The E-Team included ten undergraduate students. Two faculty advisors with expertise in business economics and geo-environmental engineering supported the students along with several industry experts
Update: The EcoTech team has gone on to form a successful aquarium products company. Visit their website here.
EcoTech's products are now sold in 450 stores and 35 distributors across the US. The company has developed two more propeller pumps and an LED light for reef aquariums. EcoTech generated $15M in revenue in 2011, has 42 full time staff and a 4,000 square foot work space.
The FreeFeet E-Team designed a strap-in binding for a snowboard boot equipped with an adapter that allows snowboarders to combine the softer feel of strap-in boots with the more convenient step-in system. Freefeet combines the two methods by means of an attachment that allows the snowboarder to quickly "step-in" to the board while using nearly any boot she wants.
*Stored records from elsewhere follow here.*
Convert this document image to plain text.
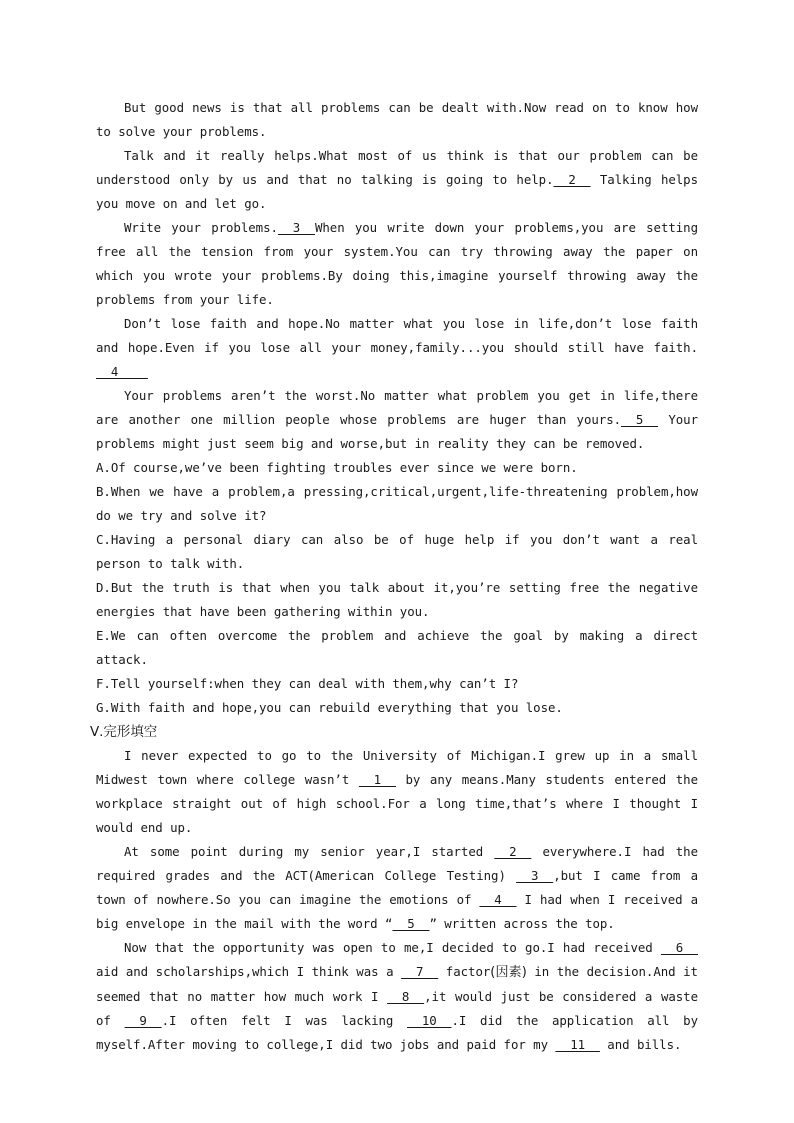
But good news is that all problems can be dealt with.Now read on to know how to solve your problems.

Talk and it really helps.What most of us think is that our problem can be understood only by us and that no talking is going to help.  2   Talking helps you move on and let go.

Write your problems.  3  When you write down your problems,you are setting free all the tension from your system.You can try throwing away the paper on which you wrote your problems.By doing this,imagine yourself throwing away the problems from your life.

Don’t lose faith and hope.No matter what you lose in life,don’t lose faith and hope.Even if you lose all your money,family...you should still have faith.  4

Your problems aren’t the worst.No matter what problem you get in life,there are another one million people whose problems are huger than yours.  5   Your problems might just seem big and worse,but in reality they can be removed.

A.Of course,we’ve been fighting troubles ever since we were born.

B.When we have a problem,a pressing,critical,urgent,life-threatening problem,how do we try and solve it?

C.Having a personal diary can also be of huge help if you don’t want a real person to talk with.

D.But the truth is that when you talk about it,you’re setting free the negative energies that have been gathering within you.

E.We can often overcome the problem and achieve the goal by making a direct attack.

F.Tell yourself:when they can deal with them,why can’t I?

G.With faith and hope,you can rebuild everything that you lose.

Ⅴ.完形填空

I never expected to go to the University of Michigan.I grew up in a small Midwest town where college wasn’t   1   by any means.Many students entered the workplace straight out of high school.For a long time,that’s where I thought I would end up.

At some point during my senior year,I started   2   everywhere.I had the required grades and the ACT(American College Testing)   3  ,but I came from a town of nowhere.So you can imagine the emotions of   4   I had when I received a big envelope in the mail with the word “  5  ” written across the top.

Now that the opportunity was open to me,I decided to go.I had received   6   aid and scholarships,which I think was a   7   factor(因素) in the decision.And it seemed that no matter how much work I   8  ,it would just be considered a waste of   9  .I often felt I was lacking   10  .I did the application all by myself.After moving to college,I did two jobs and paid for my   11   and bills.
The E-Team consisted of three sophomores and one junior, each majoring in integrated business and engineering, and one senior majoring in finance and biology.
This E-Team developed the Soda Sentry, a system that indicates when syrup has run out at soda fountains. Using infrared technology, a red light indicates to the customer when a fountainhead is out of syrup; additionally, lights go off in the employee area of the restaurant to let servers know the box needs to be changed. The product intends to optimize customer service and restaurant efficiency.
The E-Team consisted of a junior in integrated business and engineering as well as graduate students in electrical, industrial, and mechanical engineering, and computer science. Advisors to the team were a professor of management, a marketing expert, a manufacturing and operations expert, and an engineering design expert.
This E-Team, already incorporated as Orion Security LSP LLC, is in the process of completing prototype development of their low-cost GPS location device. The company, formed in Lehigh's Integrated Product Development program, currently runs a location-based service called Findum, which provides a person's location through a cellular telephone. The user, say a parent, logs onto Findum's online application, enters their username and password, and instantly acquires the exact location of the cell phone--say a child carrying it in her pocket.
While location-based services like this represent a growing industry with several competitors on the market, the high price of location devices (from $250-$800) have prevented explosive growth. However, the team has developed a manufacturing process that allows them to sell the devices for $50-$100. The team is now perfecting that manufacturing process and designing prototypes for their three target markets: collars for pets, shoe inserts for children, and vehicle devices for business-to-business fleet management.